きっかけは自身の中学受験
──戦記さんが娘さんの学習にここまでの熱意を見せる理由は何なのでしょうか。
私が生まれた一族は、当時、大卒が誰もいないような家でした。たとえば正月に集まっても、受験の話が出たことなどありません。ところが私が小学生のとき、祖母が亡くなり、多少の遺産が入ったんです。親戚のなかに中学受験を志した子が出てきたこともあって、家のなかでも「うちもやってみようか」という空気があったと思います。
私は小6になりたての4月に江東区にある地元進学塾に入塾することになりました。入塾試験のとき、「満点じゃないか」と好感触だった算数は、まさかの100点満点中8点。非常に驚いたのを覚えています。
要するに、中学受験の土台が何もない状態で受けて、惨めな結果だったわけです。
──それでも千葉御三家の一角・市川学園に合格された。
確かに合格しました。けれども、私はいわゆる神童ではまったくなく、むしろ凡才です。だから睡眠不足も厭わずに勉強をしました。小学生の生活としてはひどいと思います。
夜中まで勉強して、眠くなったらすることは3つです。熱くて濃い緑茶を飲む、辛口ミントガムを噛む、そして包丁を研ぐ(笑)。包丁は、父親に「気持ち悪いから深夜に研ぐのはやめろ」と言われる始末でした。
1月に市川学園に合格したのちも、2月から始まる都内の早稲田、海城などの名門校を受けましたが、いずれも連敗しました。1月で燃え尽きてしまったんですね。
──結果をどう受け止めましたか。
中学受験が終わった時点で、自分なりに敗因分析をしました。まず圧倒的に時間が足りていませんよね。1989年当時、通常は受験暦の新小5(小学校では4年生の2月)から受験勉強をするのが普通で、新小4から開始したら早いと言われる時代でした。
私は新小6がスタートして2ヶ月ほどして入塾しています。一般的に2年から3年間を費やす中学受験の勉強を、10ヶ月ほどの勉強で戦わなければならなかったことになります。個々の学習内容にしても、今にして思えば非効率的なやり方をしている部分が多く見受けられました。

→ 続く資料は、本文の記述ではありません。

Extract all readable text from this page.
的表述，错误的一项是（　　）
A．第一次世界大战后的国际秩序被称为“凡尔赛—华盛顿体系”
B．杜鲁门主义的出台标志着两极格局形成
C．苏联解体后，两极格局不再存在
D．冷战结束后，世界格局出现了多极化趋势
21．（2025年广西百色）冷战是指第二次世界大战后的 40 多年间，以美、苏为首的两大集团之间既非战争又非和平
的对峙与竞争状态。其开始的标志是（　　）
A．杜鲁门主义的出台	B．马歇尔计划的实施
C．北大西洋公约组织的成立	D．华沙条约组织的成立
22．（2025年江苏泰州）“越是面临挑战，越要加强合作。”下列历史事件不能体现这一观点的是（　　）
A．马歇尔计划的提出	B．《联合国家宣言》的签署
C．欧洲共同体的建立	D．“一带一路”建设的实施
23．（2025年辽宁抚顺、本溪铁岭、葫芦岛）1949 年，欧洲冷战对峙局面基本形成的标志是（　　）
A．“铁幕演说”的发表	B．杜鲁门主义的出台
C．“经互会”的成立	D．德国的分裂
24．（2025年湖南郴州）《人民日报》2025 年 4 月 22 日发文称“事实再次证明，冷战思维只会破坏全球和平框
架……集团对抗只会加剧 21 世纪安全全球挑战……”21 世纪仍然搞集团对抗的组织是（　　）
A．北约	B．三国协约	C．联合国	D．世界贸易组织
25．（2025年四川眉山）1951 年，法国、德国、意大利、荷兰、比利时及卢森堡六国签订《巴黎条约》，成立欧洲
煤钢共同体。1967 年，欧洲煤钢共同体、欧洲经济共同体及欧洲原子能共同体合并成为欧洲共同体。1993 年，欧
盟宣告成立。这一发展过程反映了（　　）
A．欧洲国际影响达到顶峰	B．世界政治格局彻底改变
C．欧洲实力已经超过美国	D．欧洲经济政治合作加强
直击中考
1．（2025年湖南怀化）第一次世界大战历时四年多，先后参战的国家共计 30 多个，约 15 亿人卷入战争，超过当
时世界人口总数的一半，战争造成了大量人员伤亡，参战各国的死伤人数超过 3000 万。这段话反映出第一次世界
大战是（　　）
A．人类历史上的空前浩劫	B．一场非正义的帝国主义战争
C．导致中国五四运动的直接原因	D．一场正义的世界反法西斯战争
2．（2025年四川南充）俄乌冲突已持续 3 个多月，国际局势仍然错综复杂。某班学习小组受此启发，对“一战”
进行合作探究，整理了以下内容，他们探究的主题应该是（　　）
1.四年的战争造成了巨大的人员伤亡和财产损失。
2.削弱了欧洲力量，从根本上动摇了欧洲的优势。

もう少し早く始めて、効率性を考えた学習方法で勝負に挑めたらよかったなあと感じたのを覚えています。とはいっても、両親含めて誰も勉強方法を知りませんから効率性なんて分かりようもないのですが。
──そのときの後悔が、娘さんの学習に傾ける情熱に繋がっている。
大いに関係あるでしょうね。子どもが生まれたら、自分のような無駄なことをしてほしくないなと感じたのは覚えていますから。それで、小学生の早い時期から学習習慣をつけることを行なってきました。